With the detail of a historian-detective, Rappaport utilizes historical, uncovered, and recently declassified information to pick apart the myriad of theories and plans to “save” the doomed Romanovs by getting them out of the country. Plans range from the unsubstantiated (documents and identities lost to time) to the fantastical.

One which was apparently given serious consideration involved training a rescuer as a barber, having him come in and shave off Nicholas’ trademark beard, then having the Tsar put on a military uniform to sneak out while the barber donned a fake beard to stay behind and pose as Nicholas!

Shady characters, tense rivalries, and shifting loyalties abound in the narrative. But it’s also tied into the complicated family trees of European and Russian leaders that often found the branches hopelessly intertwined.

If this book does one thing, it is to dissolve the prevailing theory that the British King George V either ignored or refused to aid his first (and lookalike) cousin Nicholas. When in fact Rappaport notes decisions like that were not always firmly in his hand, and especially since England wanted desperately not to anger the new Russian government to keep them as an ally in the very much ongoing World War I. Though much of the populace were not fans of either the Romanovs or having them in England.

click to enlarge
The 23 steps to a basement at the Ipatiev House in Ekaterinburg, Russian. This is where Nicholas II, along with his wife, children, and staff, were marched down, crossed a yard, and taken to a basement room and murdered . There were a total of 11 killings.
Public domain/Courtesy of St. Martin's Press
Royal cousins and heads of Sweden, Spain, France, and even war enemy Germany – via a sympathetic Kaiser Wilhelm – could not (or would not) act decisively. And Nicholas may have helped doom himself with a reluctance to leave Russia, holding out hope that monarchists would put him back in power.

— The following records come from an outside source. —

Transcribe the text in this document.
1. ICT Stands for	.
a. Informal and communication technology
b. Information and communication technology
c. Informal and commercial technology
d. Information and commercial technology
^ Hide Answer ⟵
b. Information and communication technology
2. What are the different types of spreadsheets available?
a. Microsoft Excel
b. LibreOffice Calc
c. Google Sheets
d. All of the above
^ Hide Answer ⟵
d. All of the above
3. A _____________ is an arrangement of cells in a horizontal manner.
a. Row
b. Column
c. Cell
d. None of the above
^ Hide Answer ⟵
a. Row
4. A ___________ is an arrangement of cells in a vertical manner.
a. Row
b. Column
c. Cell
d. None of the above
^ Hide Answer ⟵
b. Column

What was clear as time passed was that the more level-headed new Provisional Government of his country was quickly being superceded in position and power by the more militaristic (and Romanov-hating) Soviet Petrograd of radical/militaristic hardcore Bolsheviks.

Adding to the storm was that Nicholas chose to ignore the growing Bolshevik uprising and feelings of his people prior to the Russian Revolution. And Alexandra was not well liked by many and seen as haughty, high-strung, and mistrustful, and a little too enamored of bizarre guru Rasputin (a whole ‘nother story). This did not help matters. Nor the fact that for whatever country that offered them asylum, the Romanovs would be political hot potatoes.

Rappaport also notes plenty of instances where telegrams and communications that could have made a difference arrived too late, were withheld, or whose intentions were not clear—something we take for granted today.

In fact, after the Romanov killings, the grisly details were kept secret and the true (or mostly true) events only known by much of the world months later. And even then, rampant rumors had Alexandra and her daughters escaping, which led to the Anastasia theories long since debunked. Aiding this confusion was that the bodies were all burned and/or scattered about in burial spots, the final ones not even discovered until recent years.

In the end – and to this day – a lot of finger pointing and blame laying is passionately debated by historians around the world. And Rappaport’s detailed (if somewhat dryly written) piece of investigative history expands the cast of characters and storylines. But ultimately, she lays the “blame” for not saving the Romanovs – even when it seemed highly possible – at no single person’s door.